In the Chalk-Ex experiment a 2 km2 patch of the Gulf of Maine had 13 tons of powdered chalk added to it, in November 2001. Note the pale colour of the water either side of the ship's wake. The powdered chalk was obtained by grinding up Cretaceous-age rocks made of coccolith chalk, shipped especially from the UK. The mean particle size was about 2 microns, the same size as Ehux coccoliths! By comparison typical natural Ehux blooms in the Gulf of Maine consist of hundreds of thousands of tons of chalk, spread over a larger area (Picture courtesy of Barney Balch).

Although each coccolith is invisibly small, when they are present in enormous numbers in the water they cause large changes in the way that light is transmitted or reflected by the water. Figures 1 and 2 below show the affect that different components in the water have on the inherent optical properties of the water, i.e. on the probabilities of absorption (termination) and of scattering (reflection) of photons. It can be seen that an intense bloom of Ehux (100 mg CaCO3-C m-3) causes a large increase in the scattering at all wavelengths of light (400-700nm) relevant to phytoplankton, but no change to the absorption [Balch et al, 1991; Balch et al, 1997a; Balch et al, 1997b]. 400-700nm is also the human-visible part of the spectrum, with red light at ~650nm, green light at ~550nm, and blue light at ~450nm.

Components contributing to absorption and scattering, in typical proportions for mid-summer at 60N in the Atlantic, during a bloom of Ehux. The effects of individual components are summed to obtain total absorption and scattering. Effects of chlorophyll and calcite are proportional to the amounts of the substances in the water.

The figure above shows the impact of coccoliths on the scattering at each wavelength, but what difference does this make to the overall behaviour of light in a coccolith-filled ocean? A Monte-Carlo optical model has been developed to obtain answers to these questions, with the following results:

Firstly, the increased scattering causes the ocean to become more reflective, i.e. the ocean's albedo increases. A greater proportion of the photons which pass through the water-surface from air to water subsequently leave again, from water to air, after having been scattered by coccolith particles in the water. For a typical ocean, the proportion of photons re-emitted by the water increases from 1% when there are no coccoliths in the water, to 3% with 100 mg CaCO3-C m-3 of coccoliths in the water, to 7% with 300 mg CaCO3-C m-3 of coccoliths.

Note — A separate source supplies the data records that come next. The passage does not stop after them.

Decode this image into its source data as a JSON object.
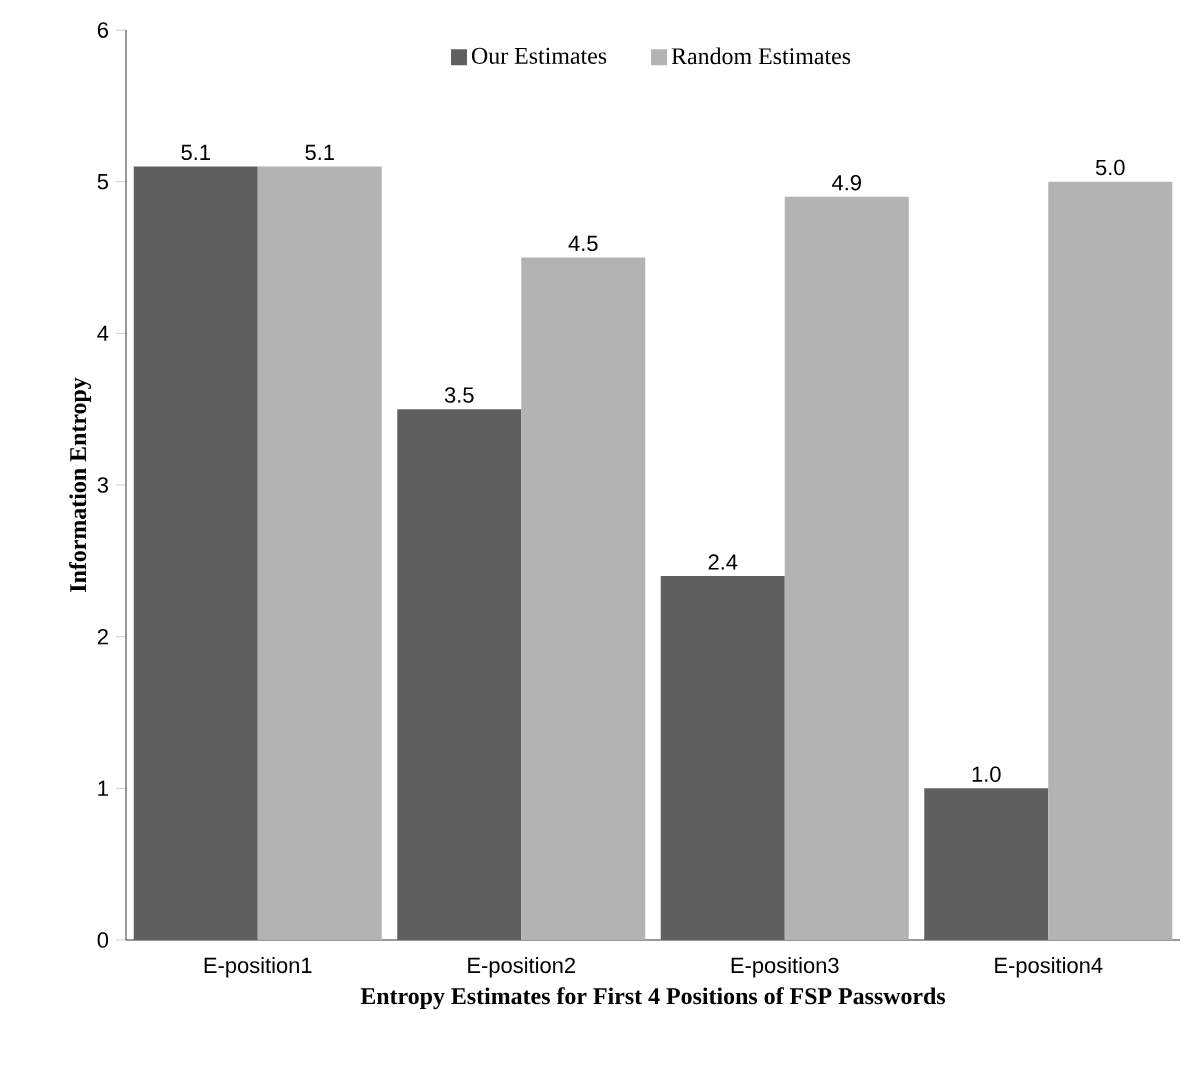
{
  "chart_data": {
    "type": "bar",
    "xlabel": "Entropy Estimates for First 4 Positions of FSP Passwords",
    "ylabel": "Information Entropy",
    "categories": [
      "E-position1",
      "E-position2",
      "E-position3",
      "E-position4"
    ],
    "series": [
      {
        "name": "Our Estimates",
        "color": "#5f5f5f",
        "values": [
          5.1,
          3.5,
          2.4,
          1.0
        ],
        "value_labels": [
          "5.1",
          "3.5",
          "2.4",
          "1.0"
        ]
      },
      {
        "name": "Random Estimates",
        "color": "#b3b3b3",
        "values": [
          5.1,
          4.5,
          4.9,
          5.0
        ],
        "value_labels": [
          "5.1",
          "4.5",
          "4.9",
          "5.0"
        ]
      }
    ],
    "ylim": [
      0,
      6
    ],
    "yticks": [
      0,
      1,
      2,
      3,
      4,
      5,
      6
    ],
    "legend": "top",
    "grid": false
  }
}
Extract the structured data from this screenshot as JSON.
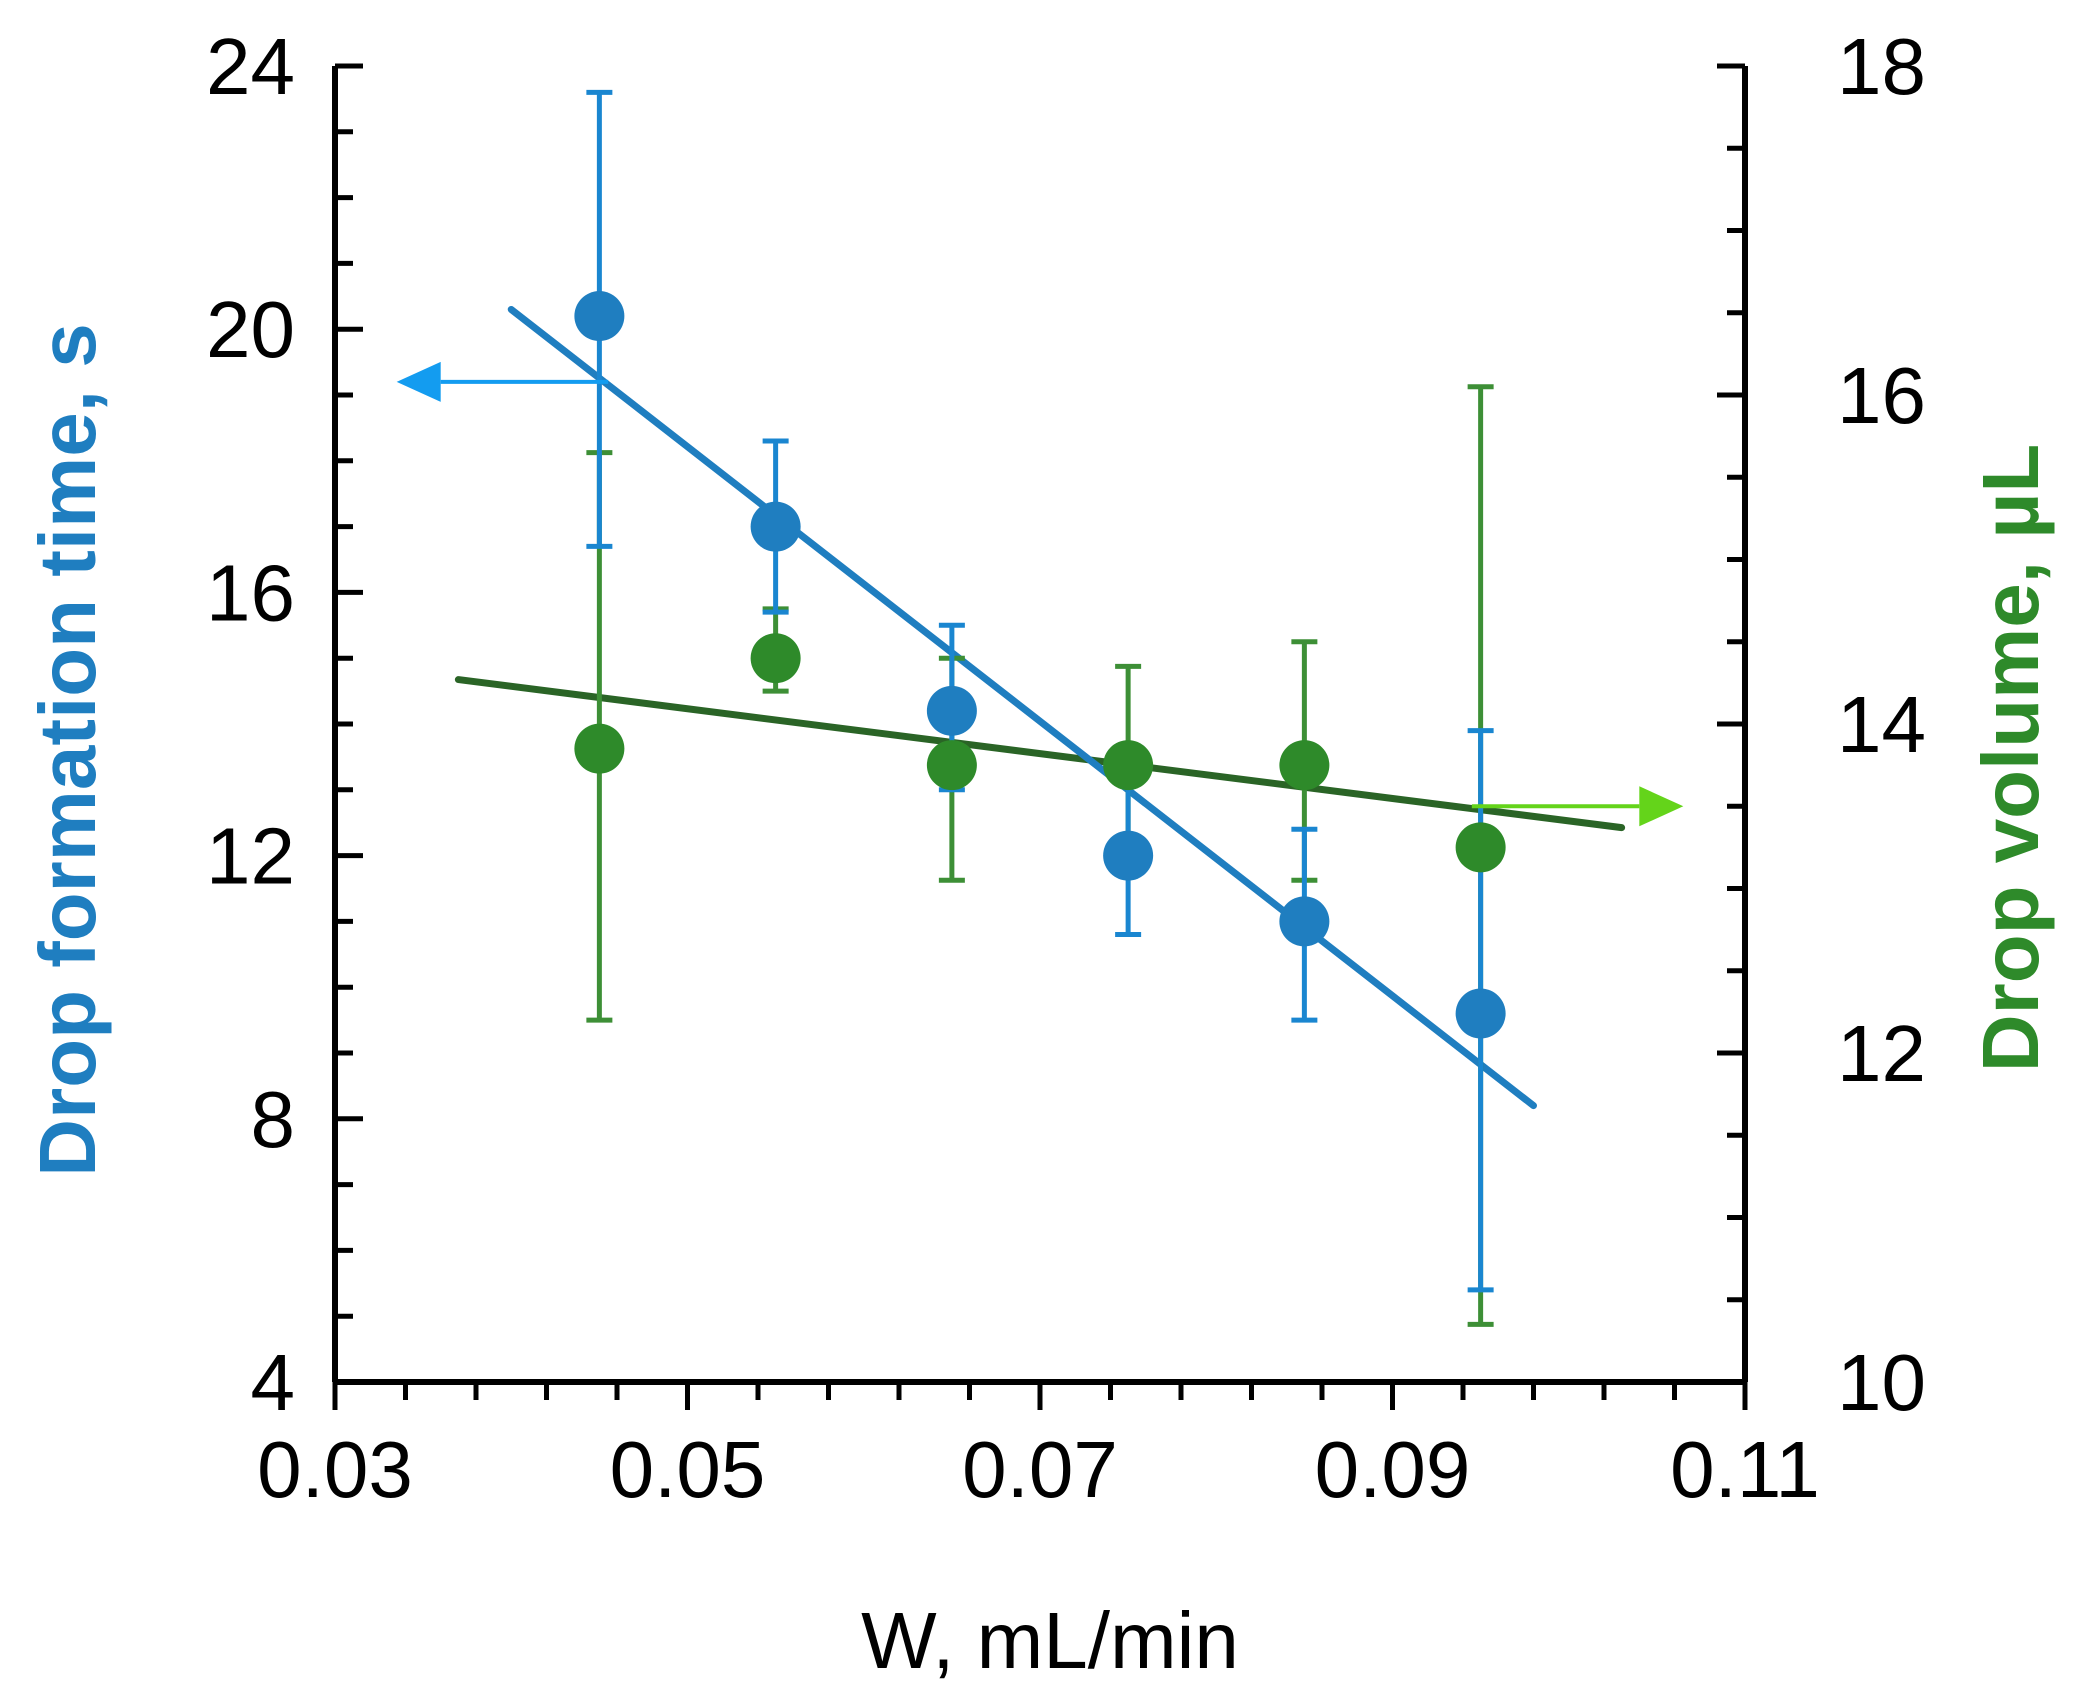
{
  "chart_data": {
    "type": "scatter",
    "title": "",
    "xlabel": "W, mL/min",
    "ylabel_left": "Drop formation time, s",
    "ylabel_right": "Drop volume, µL",
    "xlim": [
      0.03,
      0.11
    ],
    "ylim_left": [
      4,
      24
    ],
    "ylim_right": [
      10,
      18
    ],
    "x_ticks": [
      "0.03",
      "0.05",
      "0.07",
      "0.09",
      "0.11"
    ],
    "y_left_ticks": [
      "4",
      "8",
      "12",
      "16",
      "20",
      "24"
    ],
    "y_right_ticks": [
      "10",
      "12",
      "14",
      "16",
      "18"
    ],
    "colors": {
      "time": "#1f7ec0",
      "time_error": "#1a86d0",
      "time_arrow": "#139cf0",
      "volume": "#2e8a2a",
      "volume_error": "#3d8f36",
      "volume_fit": "#2a6426",
      "volume_arrow": "#64d41a",
      "axis": "#000000"
    },
    "series": [
      {
        "name": "Drop formation time",
        "axis": "left",
        "x": [
          0.045,
          0.055,
          0.065,
          0.075,
          0.085,
          0.095
        ],
        "y": [
          20.2,
          17.0,
          14.2,
          12.0,
          11.0,
          9.6
        ],
        "err_low": [
          3.5,
          1.3,
          1.2,
          1.2,
          1.5,
          4.2
        ],
        "err_high": [
          3.4,
          1.3,
          1.3,
          1.2,
          1.4,
          4.3
        ],
        "fit": {
          "x": [
            0.04,
            0.098
          ],
          "y": [
            20.3,
            8.2
          ]
        },
        "arrow": {
          "direction": "left",
          "y": 19.2,
          "x_start": 0.0455,
          "x_end": 0.0335
        }
      },
      {
        "name": "Drop volume",
        "axis": "right",
        "x": [
          0.045,
          0.055,
          0.065,
          0.075,
          0.085,
          0.095
        ],
        "y": [
          13.85,
          14.4,
          13.75,
          13.75,
          13.75,
          13.25
        ],
        "err_low": [
          1.65,
          0.2,
          0.7,
          0.55,
          0.7,
          2.9
        ],
        "err_high": [
          1.8,
          0.3,
          0.65,
          0.6,
          0.75,
          2.8
        ],
        "fit": {
          "x": [
            0.037,
            0.103
          ],
          "y": [
            14.27,
            13.37
          ]
        },
        "arrow": {
          "direction": "right",
          "y": 13.5,
          "x_start": 0.0945,
          "x_end": 0.1065
        }
      }
    ]
  }
}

The "nadir radiance" is the intensity of light travelling vertically upwards just above the ocean surface. It is this signal that is picked up by satellites, after transmission upwards through the atmosphere. The figure below shows how the nadir radiance changes with increasing coccolith concentration. From this diagram it is easy to understand why Ehux blooms are so easily visible in satellite images.

Nadir radiance, Lu (uEin m-2 sr-1 s-1) as a function of coccolith calcite concentration, for water containing 0.75 mg chl-a m-3, and with the sun at 45 degrees from the vertical. Model parameters are otherwise typical for the NE Atlantic at 60N, during mid-summer.

Secondly, the addition of coccoliths to the water makes that water brighter near to the surface and darker deeper down. Scalar irradiance is a measure of total light intensity (photons are counted equally regardless of the direction they are travelling in), and the figure below shows how this changes with depth as coccolith concentration increases. The coccoliths shade the deeper water, reducing the amount of light available there. This reduces the depth of water which is habitable for the phytoplankton, because they require a minimum light intensity to survive.

Scalar irradiance depth profiles for three different calcite concentrations, with the same model parameters as for the diagram above.

The coccolith impacts can also be seen more graphically in this model-derived comparison of water colour/brightness for no coccoliths and for 300 mg CaCO3-C m-3 of coccoliths. These model results help us to understand the "white waters" of coccolith blooms, alternatively described as the fairy glow coming from these bloom waters.

Model estimated water colour: comparison of 0 (left) and 300 mg CaCO3-C m-3 (right). Parameters for the model were as for the two diagrams above. The top of each column corresponds to the water surface, the bottom to a depth of 10 metres.